Fractional Excretion of Urea (FeUrea): Clinical Interpretation and Application
The fractional excretion of urea (FeUrea) is most valuable for differentiating between pre-renal acute kidney injury and acute tubular necrosis, with a cutoff value of <28.16% having a sensitivity of 75% and specificity of 83% for identifying pre-renal causes of AKI, especially in patients receiving diuretics. 1
Calculation and Normal Values
FeUrea is calculated using the following formula:
FeUrea = [(Urine urea × Serum creatinine) / (Serum urea × Urine creatinine)] × 100
Interpretation thresholds:
- FeUrea <28-35%: Suggests pre-renal acute kidney injury
- FeUrea >35%: Suggests intrinsic renal failure/acute tubular necrosis (ATN)
Clinical Applications
1. Differentiating Pre-renal AKI from ATN
FeUrea offers significant advantages over fractional excretion of sodium (FENa) in specific clinical scenarios:
Patients on diuretics: FeUrea remains reliable even when patients have received diuretic therapy, as urea reabsorption occurs primarily in the proximal tubule and collecting ducts and is not significantly affected by diuretics 1, 2
Higher specificity in diuretic-treated patients: While FENa has higher sensitivity (92% vs 52%), FeUrea demonstrates superior specificity (82% vs 44%) for diagnosing intrinsic AKI in patients receiving diuretics 3
2. Hepatorenal Syndrome Diagnosis
In patients with cirrhosis and AKI:
- FeUrea <28.16% helps distinguish hepatorenal syndrome (a form of pre-renal AKI) from other causes of kidney injury 1
- This is particularly valuable since FENa has poor specificity (only 14%) despite high sensitivity (100%) for pre-renal causes in cirrhotic patients 1
Limitations and Pitfalls
Infection may reduce accuracy: FeUrea may be less reliable in patients with active infections, where FENa might provide more accurate information 4
Recent meta-analysis cautions about overall utility: A 2024 systematic review found that FeUrea has limited overall utility in differentiating intrinsic from pre-renal AKI, with pooled sensitivity of 66% and specificity of 75% for a cutoff >35% 3
Combined interpretation with FENa may be optimal: In sepsis patients, the combination of high FENa and high FeUrea strongly predicts transient AKI, while high FENa with low FeUrea suggests intrinsic AKI 5
Practical Algorithm for FeUrea Use
Collect appropriate samples:
- Simultaneous blood and urine samples
- Measure urea and creatinine in both blood and urine
Calculate FeUrea using the formula above
Interpret based on clinical context:
- If patient is on diuretics: Prioritize FeUrea over FENa
- If patient has infection: Consider both FeUrea and FENa
- If patient has cirrhosis: FeUrea <28.16% suggests hepatorenal syndrome
Combine with other parameters:
- Response to volume challenge (reduction in serum creatinine by 0.3 mg/dL suggests pre-renal cause) 1
- Urinalysis findings (bland sediment in pre-renal causes)

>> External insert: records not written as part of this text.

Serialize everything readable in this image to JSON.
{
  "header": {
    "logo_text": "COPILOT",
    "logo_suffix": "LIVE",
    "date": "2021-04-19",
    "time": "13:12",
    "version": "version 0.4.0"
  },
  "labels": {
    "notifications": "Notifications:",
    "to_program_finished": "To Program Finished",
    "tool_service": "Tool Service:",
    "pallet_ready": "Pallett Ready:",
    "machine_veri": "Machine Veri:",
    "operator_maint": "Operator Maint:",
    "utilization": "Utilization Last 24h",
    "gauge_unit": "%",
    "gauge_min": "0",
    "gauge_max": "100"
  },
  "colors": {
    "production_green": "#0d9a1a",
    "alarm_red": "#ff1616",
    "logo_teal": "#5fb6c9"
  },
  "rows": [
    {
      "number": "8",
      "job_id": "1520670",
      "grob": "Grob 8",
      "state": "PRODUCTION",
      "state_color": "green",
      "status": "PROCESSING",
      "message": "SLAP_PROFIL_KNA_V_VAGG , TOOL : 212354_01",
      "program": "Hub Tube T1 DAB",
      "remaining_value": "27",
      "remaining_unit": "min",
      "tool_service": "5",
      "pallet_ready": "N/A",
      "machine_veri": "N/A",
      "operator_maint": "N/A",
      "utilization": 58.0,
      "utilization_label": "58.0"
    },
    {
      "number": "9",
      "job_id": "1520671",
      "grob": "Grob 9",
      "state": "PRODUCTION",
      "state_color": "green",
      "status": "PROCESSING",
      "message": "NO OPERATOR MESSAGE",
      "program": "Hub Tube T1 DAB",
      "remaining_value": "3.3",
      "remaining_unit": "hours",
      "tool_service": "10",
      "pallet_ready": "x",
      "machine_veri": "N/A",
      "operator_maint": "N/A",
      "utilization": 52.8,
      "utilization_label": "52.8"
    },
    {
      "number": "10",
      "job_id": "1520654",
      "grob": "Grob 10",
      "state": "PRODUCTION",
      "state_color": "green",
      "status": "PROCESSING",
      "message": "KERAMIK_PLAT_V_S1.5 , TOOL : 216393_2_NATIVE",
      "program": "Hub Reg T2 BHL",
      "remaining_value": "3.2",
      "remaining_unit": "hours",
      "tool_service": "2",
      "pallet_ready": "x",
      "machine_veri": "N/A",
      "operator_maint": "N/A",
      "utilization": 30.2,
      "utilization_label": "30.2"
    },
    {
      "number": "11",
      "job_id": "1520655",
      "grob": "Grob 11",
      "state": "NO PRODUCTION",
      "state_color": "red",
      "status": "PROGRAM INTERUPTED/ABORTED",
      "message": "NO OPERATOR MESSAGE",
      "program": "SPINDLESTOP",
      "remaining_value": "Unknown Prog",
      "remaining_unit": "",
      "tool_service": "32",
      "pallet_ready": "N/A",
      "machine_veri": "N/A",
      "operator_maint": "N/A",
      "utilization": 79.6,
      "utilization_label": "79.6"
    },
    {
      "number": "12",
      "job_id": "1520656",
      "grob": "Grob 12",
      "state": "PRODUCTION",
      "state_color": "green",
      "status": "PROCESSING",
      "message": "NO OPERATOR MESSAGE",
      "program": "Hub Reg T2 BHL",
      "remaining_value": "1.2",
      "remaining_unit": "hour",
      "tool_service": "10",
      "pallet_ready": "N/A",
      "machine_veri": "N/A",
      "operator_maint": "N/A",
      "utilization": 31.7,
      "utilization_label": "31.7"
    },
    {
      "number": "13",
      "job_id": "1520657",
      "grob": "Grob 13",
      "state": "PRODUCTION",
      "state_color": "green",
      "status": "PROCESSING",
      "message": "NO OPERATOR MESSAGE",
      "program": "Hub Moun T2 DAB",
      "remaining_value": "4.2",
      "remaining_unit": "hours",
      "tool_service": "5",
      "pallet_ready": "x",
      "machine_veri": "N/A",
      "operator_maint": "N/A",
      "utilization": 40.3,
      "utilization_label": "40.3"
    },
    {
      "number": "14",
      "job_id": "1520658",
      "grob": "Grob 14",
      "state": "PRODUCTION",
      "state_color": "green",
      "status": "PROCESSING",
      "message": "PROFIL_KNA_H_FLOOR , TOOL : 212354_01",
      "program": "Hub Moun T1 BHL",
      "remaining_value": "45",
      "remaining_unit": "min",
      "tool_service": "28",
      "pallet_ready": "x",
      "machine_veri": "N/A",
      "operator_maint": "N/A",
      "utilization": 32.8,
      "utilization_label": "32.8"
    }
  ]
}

- Clinical presentation and risk factors
Special Populations
Pediatric patients: FeUrea <35% has demonstrated higher sensitivity and specificity than FENa <1% for differentiating pre-renal from intrinsic renal failure in children 6
Critically ill septic patients: A combination of FENa >0.36% and FeUrea >31.5% has a negative predictive value of 94.5% for transient AKI 5
Remember that FeUrea should be interpreted as part of a comprehensive assessment of kidney function, considering the clinical context and other laboratory parameters, rather than as an isolated diagnostic test.